High Performance Guide

The performance bottleneck of UMI integration is output file compression. Parallel Gzip can be used on modern multi-processor, multi-core machines to significantly outclass the single-threaded compression that ships with umi-transfer.

We recommend using Unix FIFOs (First In, First Out buffered pipes) to combine umi-transfer and pigz on GNU/Linux and MacOS operating systems:

mkfifo read1.fastq
mkfifo read2.fastq
mkfifo read3.fastq

Assuming your compressed input files are called read1.fastq.gz and read2.fastq.gz and read3.fastq.gz, each can be linked to its respective FIFO like so:

$ pigz -dc read1.fastq.gz > read1.fastq &
[1] 233387
$ pigz -dc read2.fastq.gz > read2.fastq &
[2] 233388
$ pigz -dc read3.fastq.gz > read3.fastq &
[3] 233389

Note the trailing & to leave these processes running in the background. Since multi-threading is hardly helpful for decompression, you could also use zcat or gzip -dc instead of pigz -dc here.

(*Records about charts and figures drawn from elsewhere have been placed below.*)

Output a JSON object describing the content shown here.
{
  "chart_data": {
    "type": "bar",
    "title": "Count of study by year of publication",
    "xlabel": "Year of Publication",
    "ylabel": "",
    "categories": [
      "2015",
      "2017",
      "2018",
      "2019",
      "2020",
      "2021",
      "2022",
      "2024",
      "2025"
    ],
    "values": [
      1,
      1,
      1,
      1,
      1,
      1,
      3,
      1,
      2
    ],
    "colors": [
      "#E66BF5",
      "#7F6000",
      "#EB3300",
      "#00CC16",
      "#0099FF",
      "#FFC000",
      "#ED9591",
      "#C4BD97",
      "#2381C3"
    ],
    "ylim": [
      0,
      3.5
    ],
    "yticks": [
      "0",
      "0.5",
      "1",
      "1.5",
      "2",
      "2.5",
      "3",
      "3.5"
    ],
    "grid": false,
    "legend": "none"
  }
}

We can inspect the directory with ls to list the compressed files and the created FIFOs:

$ ls -lh
total 1.5K
-rw-rw----. 1 alneberg ngisweden 4.5G Apr 13 12:18 read1.fastq.gz
-rw-rw----. 1 alneberg ngisweden 1.1G Apr 13 12:18 read2.fastq.gz
-rw-rw----. 1 alneberg ngisweden 4.5G Apr 13 12:18 read3.fastq.gz
prw-rw-r--. 1 alneberg ngisweden    0 Apr 13 12:46 read1.fastq
prw-rw-r--. 1 alneberg ngisweden    0 Apr 13 12:46 read2.fastq
prw-rw-r--. 1 alneberg ngisweden    0 Apr 13 12:46 read3.fastq

We continue to create FIFOs for the output files:

mkfifo output1.fastq
mkfifo output2.fastq

and set-up a multi-threaded pigz compression process each:

$ pigz -p 10 -c > output1.fastq.gz < output1.fastq &
[4] 233394
$ pigz -p 10 -c > output2.fastq.gz < output2.fastq &
[5] 233395

The argument -p 10 specifies the number of threads that each pigz processes may use. The optimal setting is hardware-specific and will require some testing.

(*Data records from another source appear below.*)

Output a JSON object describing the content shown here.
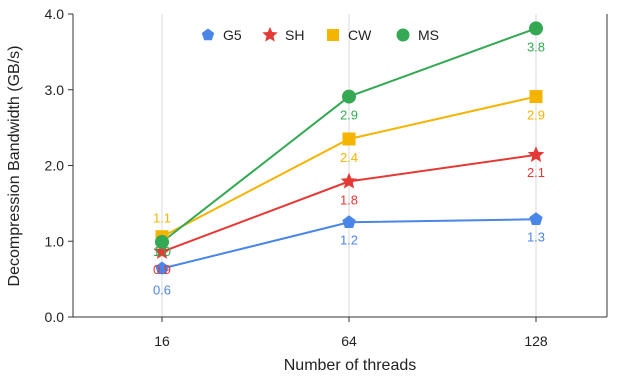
{
  "chart_data": {
    "type": "line",
    "title": "",
    "xlabel": "Number of threads",
    "ylabel": "Decompression Bandwidth (GB/s)",
    "categories": [
      "16",
      "64",
      "128"
    ],
    "ylim": [
      0,
      4
    ],
    "yticks": [
      "0.0",
      "1.0",
      "2.0",
      "3.0",
      "4.0"
    ],
    "grid": "vertical",
    "legend_position": "top-center",
    "series": [
      {
        "name": "G5",
        "color": "#4a86e8",
        "marker": "pentagon",
        "values": [
          0.64,
          1.25,
          1.29
        ],
        "labels": [
          "0.6",
          "1.2",
          "1.3"
        ]
      },
      {
        "name": "SH",
        "color": "#e53935",
        "marker": "star",
        "values": [
          0.86,
          1.79,
          2.14
        ],
        "labels": [
          "0.9",
          "1.8",
          "2.1"
        ]
      },
      {
        "name": "CW",
        "color": "#f4b400",
        "marker": "square",
        "values": [
          1.06,
          2.35,
          2.91
        ],
        "labels": [
          "1.1",
          "2.4",
          "2.9"
        ]
      },
      {
        "name": "MS",
        "color": "#34a853",
        "marker": "circle",
        "values": [
          0.99,
          2.91,
          3.81
        ],
        "labels": [
          "1.0",
          "2.9",
          "3.8"
        ]
      }
    ]
  }
}
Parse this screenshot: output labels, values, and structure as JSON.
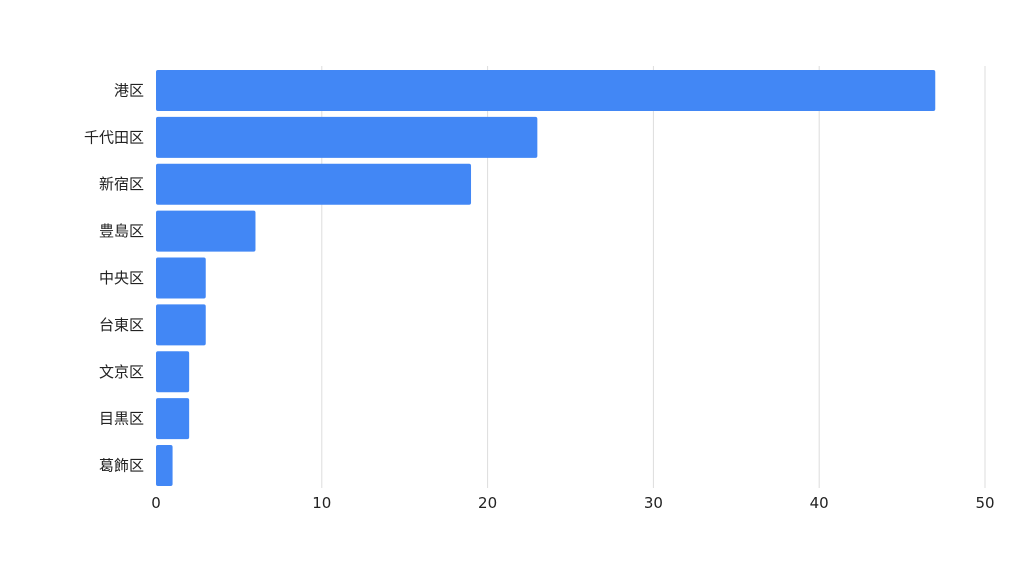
{
  "chart_data": {
    "type": "bar",
    "orientation": "horizontal",
    "title": "",
    "xlabel": "",
    "ylabel": "",
    "categories": [
      "港区",
      "千代田区",
      "新宿区",
      "豊島区",
      "中央区",
      "台東区",
      "文京区",
      "目黒区",
      "葛飾区"
    ],
    "values": [
      47,
      23,
      19,
      6,
      3,
      3,
      2,
      2,
      1
    ],
    "xlim": [
      0,
      50
    ],
    "xticks": [
      "0",
      "10",
      "20",
      "30",
      "40",
      "50"
    ],
    "grid": true,
    "legend": "none",
    "bar_color": "#4287f5",
    "grid_color": "#dddddd"
  }
}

Finally, we can then run umi-transfer using the FIFOs like so:

umi-transfer external --in read1.fastq --in2 read3.fastq --umi read2.fastq --out output1.fastq --out2 output2.fastq

It's good practice to remove the FIFOs after the program has finished:

rm read1.fastq read2.fastq read3.fastq output1.fastq output2.fastq

Contribution guide for developers

umi-transfer is a free and open-source software developed and maintained by scientists of the Swedish National Genomics Infrastructure. We gladly welcome suggestions for improvement, bug reports and code contributions.

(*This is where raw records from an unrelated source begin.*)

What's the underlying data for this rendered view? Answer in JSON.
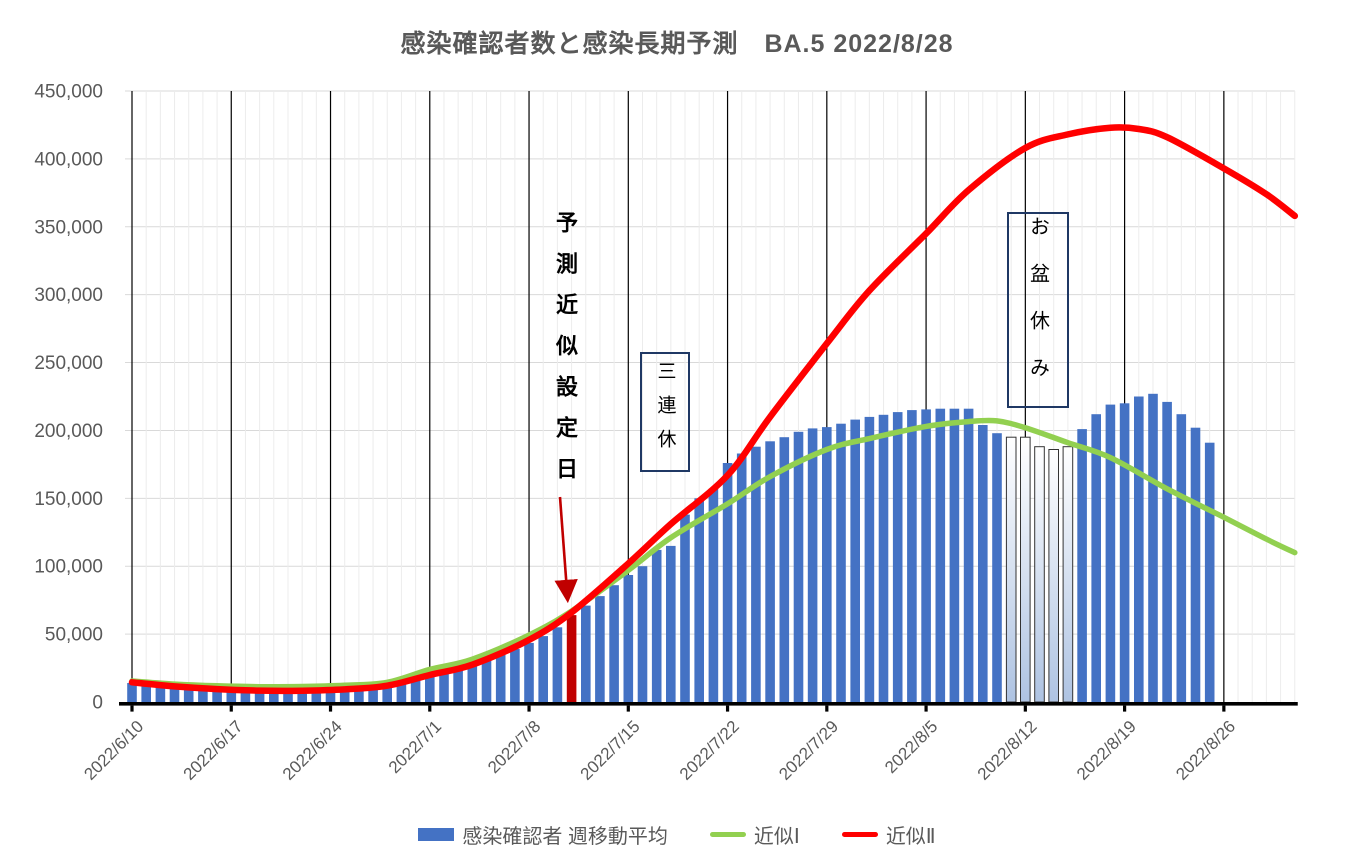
{
  "title": "感染確認者数と感染長期予測　BA.5 2022/8/28",
  "annotations": {
    "set_date_label": "予測近似設定日",
    "holiday3_label": "三連休",
    "obon_label": "お盆休み"
  },
  "legend": {
    "bars_label": "感染確認者 週移動平均",
    "approx1_label": "近似Ⅰ",
    "approx2_label": "近似Ⅱ"
  },
  "colors": {
    "bar": "#4472C4",
    "bar_holiday_top": "#FFFFFF",
    "bar_holiday_bottom": "#AEC3E2",
    "bar_holiday_border": "#333333",
    "highlight_bar": "#C00000",
    "approx1": "#92D050",
    "approx2": "#FF0000",
    "grid_major": "#000000",
    "grid_minor": "#ECECEC",
    "grid_horizontal": "#D9D9D9",
    "axis": "#000000",
    "axis_text": "#595959",
    "annotation_box_border": "#1F3864",
    "arrow": "#C00000"
  },
  "chart_data": {
    "type": "bar+line",
    "title": "感染確認者数と感染長期予測　BA.5 2022/8/28",
    "y_axis": {
      "min": 0,
      "max": 450000,
      "step": 50000,
      "tick_labels": [
        "0",
        "50,000",
        "100,000",
        "150,000",
        "200,000",
        "250,000",
        "300,000",
        "350,000",
        "400,000",
        "450,000"
      ]
    },
    "x_axis": {
      "tick_labels": [
        "2022/6/10",
        "2022/6/17",
        "2022/6/24",
        "2022/7/1",
        "2022/7/8",
        "2022/7/15",
        "2022/7/22",
        "2022/7/29",
        "2022/8/5",
        "2022/8/12",
        "2022/8/19",
        "2022/8/26"
      ],
      "days_per_tick": 7,
      "start_date": "2022/6/10",
      "line_end_day": 82
    },
    "bars": {
      "name": "感染確認者 週移動平均",
      "start_day": 0,
      "values": [
        14000,
        13300,
        12800,
        12300,
        11900,
        11600,
        11300,
        11100,
        10900,
        10800,
        10700,
        10700,
        10800,
        11000,
        11300,
        11800,
        12400,
        13100,
        14200,
        15800,
        17500,
        19800,
        22000,
        24500,
        27500,
        31000,
        35000,
        39000,
        43500,
        48500,
        55000,
        64000,
        71000,
        78000,
        86000,
        93500,
        100000,
        112000,
        115000,
        138000,
        150000,
        157000,
        176000,
        183000,
        188000,
        192000,
        195000,
        199000,
        201500,
        202500,
        205000,
        208000,
        210000,
        211500,
        213500,
        215000,
        215500,
        216000,
        216000,
        216000,
        204000,
        198000,
        195000,
        195000,
        188000,
        186000,
        188000,
        201000,
        212000,
        219000,
        220000,
        225000,
        227000,
        221000,
        212000,
        202000,
        191000
      ],
      "highlight": {
        "day": 31,
        "date": "2022/7/11"
      },
      "holiday_days": [
        62,
        63,
        64,
        65,
        66
      ],
      "holiday_dates": [
        "2022/8/11",
        "2022/8/12",
        "2022/8/13",
        "2022/8/14",
        "2022/8/15"
      ]
    },
    "lines": [
      {
        "name": "近似Ⅰ",
        "points": [
          [
            0,
            15500
          ],
          [
            3,
            13200
          ],
          [
            6,
            11900
          ],
          [
            9,
            11300
          ],
          [
            12,
            11400
          ],
          [
            15,
            12300
          ],
          [
            18,
            14500
          ],
          [
            21,
            24000
          ],
          [
            24,
            31500
          ],
          [
            28,
            49300
          ],
          [
            31,
            67000
          ],
          [
            35,
            97000
          ],
          [
            38,
            121000
          ],
          [
            42,
            146000
          ],
          [
            45,
            166000
          ],
          [
            49,
            186000
          ],
          [
            52,
            194000
          ],
          [
            56,
            203000
          ],
          [
            59,
            206500
          ],
          [
            61,
            207000
          ],
          [
            63,
            202000
          ],
          [
            66,
            191000
          ],
          [
            69,
            180000
          ],
          [
            73,
            157000
          ],
          [
            77,
            136000
          ],
          [
            80,
            120000
          ],
          [
            82,
            110000
          ]
        ]
      },
      {
        "name": "近似Ⅱ",
        "points": [
          [
            0,
            14500
          ],
          [
            3,
            11500
          ],
          [
            6,
            9500
          ],
          [
            9,
            8400
          ],
          [
            12,
            8300
          ],
          [
            15,
            9300
          ],
          [
            18,
            12000
          ],
          [
            21,
            19900
          ],
          [
            24,
            27500
          ],
          [
            28,
            45700
          ],
          [
            31,
            66000
          ],
          [
            35,
            102000
          ],
          [
            38,
            131000
          ],
          [
            42,
            167000
          ],
          [
            45,
            210000
          ],
          [
            49,
            264000
          ],
          [
            52,
            303000
          ],
          [
            56,
            345000
          ],
          [
            59,
            377000
          ],
          [
            63,
            408000
          ],
          [
            66,
            418000
          ],
          [
            69,
            423000
          ],
          [
            71,
            422000
          ],
          [
            73,
            416000
          ],
          [
            77,
            393000
          ],
          [
            80,
            374000
          ],
          [
            82,
            358000
          ]
        ]
      }
    ]
  }
}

If you'd like to contribute code, the best way to get started is to create a personal fork of the repository. Subsequently, use a new branch to develop your feature or contribute your bug fix. Ideally, use a code linter like rust-analyzer in your code editor and run the tests with cargo test.

Before developing a new feature, we recommend opening an issue on the main repository to discuss your proposal upfront. Once you're ready, simply open a pull request to the dev branch and we'll happily review your changes. Thanks for your interest in contributing to umi-transfer!